While Ramesh, who holds a distance learning degree in astrophysics engineering from The Open University, UK, has offered custom AI upskilling programmes to companies, he prefers the open registration route where his courses are not tied to any particular firm.
'We offered an internal upskilling course for using AI for digital marketing use cases at Netflix. But, most companies need a customized programme for a set number of employees—we prefer to offer our own course, and there is a huge demand for them at our end," said Ramesh. 'We currently limit registrations at up to 200 candidates per cohort because that is our bandwidth—all the training is provided by my cofounder and I."
Queries emailed by Mint to Netflix remained unanswered till press time.
Varun Mayya, 32, provides content and marketing courses through his agency Aeos Media. In the past year, the firm has offered AI video creation training and consultancy services to Godrej Properties, Amazon Prime Video and two major media conglomerates, among others, he said.
Godrej Properties and Amazon have yet to respond to Mint's emailed queries.
'Our multi-week AI training programmes can extend up to ₹15 lakh for an internal corporate session, depending on the number of attendees and what is expected from us," Mayya said. 'We only stick to our area of expertise in AI training—AI content generation and marketing."
Creators and consultants say the demand for AI upskilling is here to stay. 'We're only just discovering AI, and the field itself is actively evolving. Going forward, demand for education is certain to sustain for long—and those making the early moves can either delve deeper to offer greater expertise and certification in the long run," said 100xEngineers' Ramesh.
According to Kompella, CXOs 'are only beginning to realize that understanding AI is imperative, and it is better done sooner than later".
Surface-level training
There is, however, some scepticism. Jibu Elias, India head for responsible computing at Mozilla, said the generative AI hype is driving corporate leaders to AI training and many courses largely skim the 'surface level usage of commercial tools".

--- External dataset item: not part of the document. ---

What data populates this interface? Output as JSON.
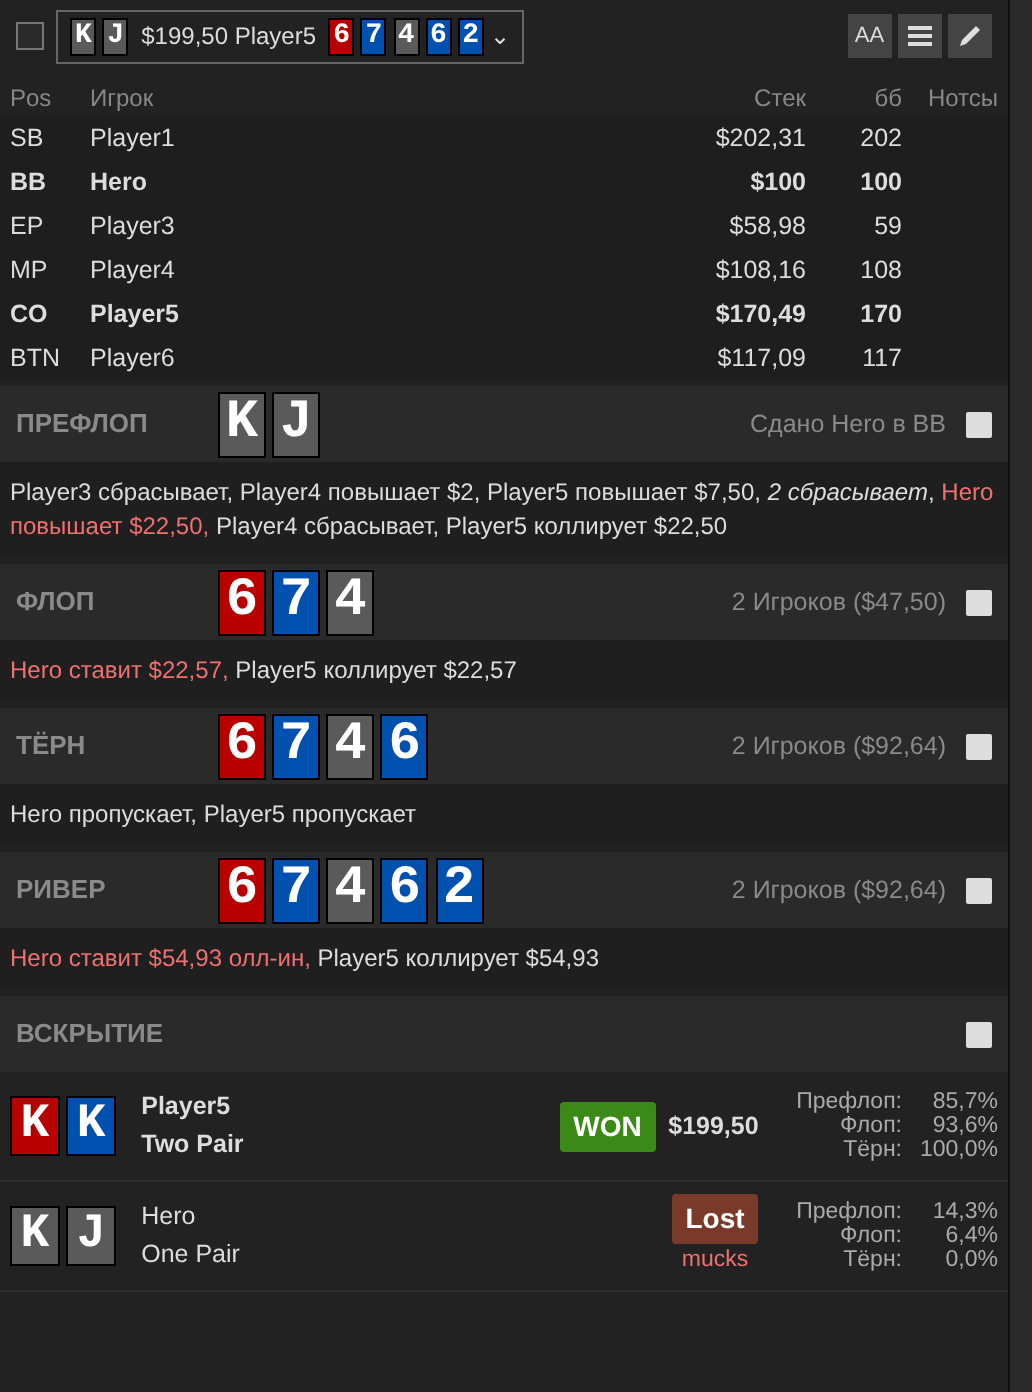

'Tech companies also have vested interests in getting future users familiarised with their ecosystems early on—we've seen this playbook before," said Elias. 'But, what we're likely to see going forward is a shift from basic tool-training toward deeper education in context-specific AI reasoning, ethical judgment, and system integration. The role of the AI trainer isn't disappearing, but it will need to evolve just as fast as the tools themselves."
Mehra of The Cutting Edge School, however, does not expect demand for corporate AI trainers to cool anytime soon.
'In most of our training courses, we see that established corporate employees are still sketchy on the best ways to use AI," he said. 'As long as the field of AI keeps evolving, those on the cutting-edge of the technology will always find demand from larger corporations, seeking help with upskilling their workforce."